My friend and the one who helped me buy my house in Georgia was still an agent. She and I had talked a lot about being an agent and it was just a given that I would join Keller Williams Realty. I met with the team leader of the office I wanted to join and after a few minutes of an ‘interview’ I was offered ‘the job’.

That was my first lesson about being an agent.

There is a big difference between getting a job and having a business. I now had a job but what I needed was a business. I began to see the difference right away. Before I left that day I was writing checks to the company and it was probably 3 months before they wrote me a check. You have expenses in a business before you see any income.

Having a business means you are responsible for EVERYTHING. You can hire people to help if you have the money but most agents don’t. They are getting into the business because they want to. It looks like fun or they lost their job and real estate looks like something they want to try out. One of my coaches said to me “you don’t try out real estate. It tries you out”. He was right.

You have to find the people to help, list the houses, find the buyers the houses they want, do the marketing, make the phone calls, write the contracts, attend inspections and appraisals, and if you’re lucky you get to go to closing. Lucky because that is where you get paid.
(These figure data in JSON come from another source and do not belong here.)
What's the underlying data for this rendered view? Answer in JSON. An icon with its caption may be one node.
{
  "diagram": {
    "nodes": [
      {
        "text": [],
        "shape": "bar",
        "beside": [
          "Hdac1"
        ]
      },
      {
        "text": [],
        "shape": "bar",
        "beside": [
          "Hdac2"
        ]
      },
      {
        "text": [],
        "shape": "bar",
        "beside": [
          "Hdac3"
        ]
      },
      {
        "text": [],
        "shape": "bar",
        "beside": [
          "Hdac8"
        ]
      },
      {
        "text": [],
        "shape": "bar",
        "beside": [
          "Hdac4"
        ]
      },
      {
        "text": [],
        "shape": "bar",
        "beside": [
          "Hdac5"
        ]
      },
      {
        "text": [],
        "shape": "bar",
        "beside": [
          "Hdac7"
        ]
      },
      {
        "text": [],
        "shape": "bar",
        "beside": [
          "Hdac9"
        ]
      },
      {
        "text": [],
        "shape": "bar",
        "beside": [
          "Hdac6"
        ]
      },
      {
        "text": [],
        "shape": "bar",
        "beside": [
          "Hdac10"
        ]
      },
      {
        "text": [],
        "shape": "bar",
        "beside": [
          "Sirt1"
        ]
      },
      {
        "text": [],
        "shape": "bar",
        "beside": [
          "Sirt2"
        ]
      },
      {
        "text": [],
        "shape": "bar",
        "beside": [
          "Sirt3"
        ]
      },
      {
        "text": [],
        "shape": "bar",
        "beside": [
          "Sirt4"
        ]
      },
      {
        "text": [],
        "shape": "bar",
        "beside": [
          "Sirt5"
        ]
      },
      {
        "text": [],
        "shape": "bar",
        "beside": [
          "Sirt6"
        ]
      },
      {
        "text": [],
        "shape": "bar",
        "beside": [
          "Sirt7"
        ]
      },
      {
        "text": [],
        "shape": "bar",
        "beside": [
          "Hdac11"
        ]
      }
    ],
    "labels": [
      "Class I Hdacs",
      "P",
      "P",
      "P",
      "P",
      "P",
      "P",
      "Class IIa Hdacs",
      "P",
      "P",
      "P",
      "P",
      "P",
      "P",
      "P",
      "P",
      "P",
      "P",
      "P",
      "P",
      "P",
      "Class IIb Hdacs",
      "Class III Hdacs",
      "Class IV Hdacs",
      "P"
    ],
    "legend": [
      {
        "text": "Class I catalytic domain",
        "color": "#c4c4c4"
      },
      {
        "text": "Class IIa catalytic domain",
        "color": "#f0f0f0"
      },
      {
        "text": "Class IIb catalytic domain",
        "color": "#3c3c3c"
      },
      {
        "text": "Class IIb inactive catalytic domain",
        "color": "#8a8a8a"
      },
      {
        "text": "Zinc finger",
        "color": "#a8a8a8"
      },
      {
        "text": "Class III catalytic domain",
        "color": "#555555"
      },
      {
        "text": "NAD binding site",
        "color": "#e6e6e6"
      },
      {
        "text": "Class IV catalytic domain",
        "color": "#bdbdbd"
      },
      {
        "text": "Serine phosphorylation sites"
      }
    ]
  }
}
Most of this is about the business of real estate. Sometimes it is about the job. The job means things like writing contracts, showing houses, attending inspections, and all the things you do to get to a closing. Generally all the things from the time you list a house or sign a buyer up to help them to the closing. It is the easy part of the business. 

The hard part is making the calls, staying positive in a lousy market, and focusing on others when it is not easy. For me, it is writing on my blog when you are not even sure anyone is reading it or stuffing envelopes with something every month to stay in front of your relationships, or writing checks out with nothing coming in. It’s focusing on the important while being distracted by the urgent. It’s running ads on Facebook to generate interest in your listings and maybe find a buyer you can help. Mostly it is doing all those things consistently that works. Day in and day out doing it when you don’t feel like it. Doing it every day and having faith that it will produce some income sometime in the future. A job usually has one thing that comes on a regular basis. A paycheck. Your business does not have that. 

I tell folks I am gainfully unemployed. I have not had a job since August 31, 2001, and that is the truth. It’s been years since I have gotten a paycheck from anyone else. I have learned a lot since then and hopefully, I can share some of that experience with you.

One key thing I’ve learned recently is we need to focus on profit, not wages. This is not a job where you trade time for wages. It ought to provide a profit. Thanks to Gary Keller for that little gem.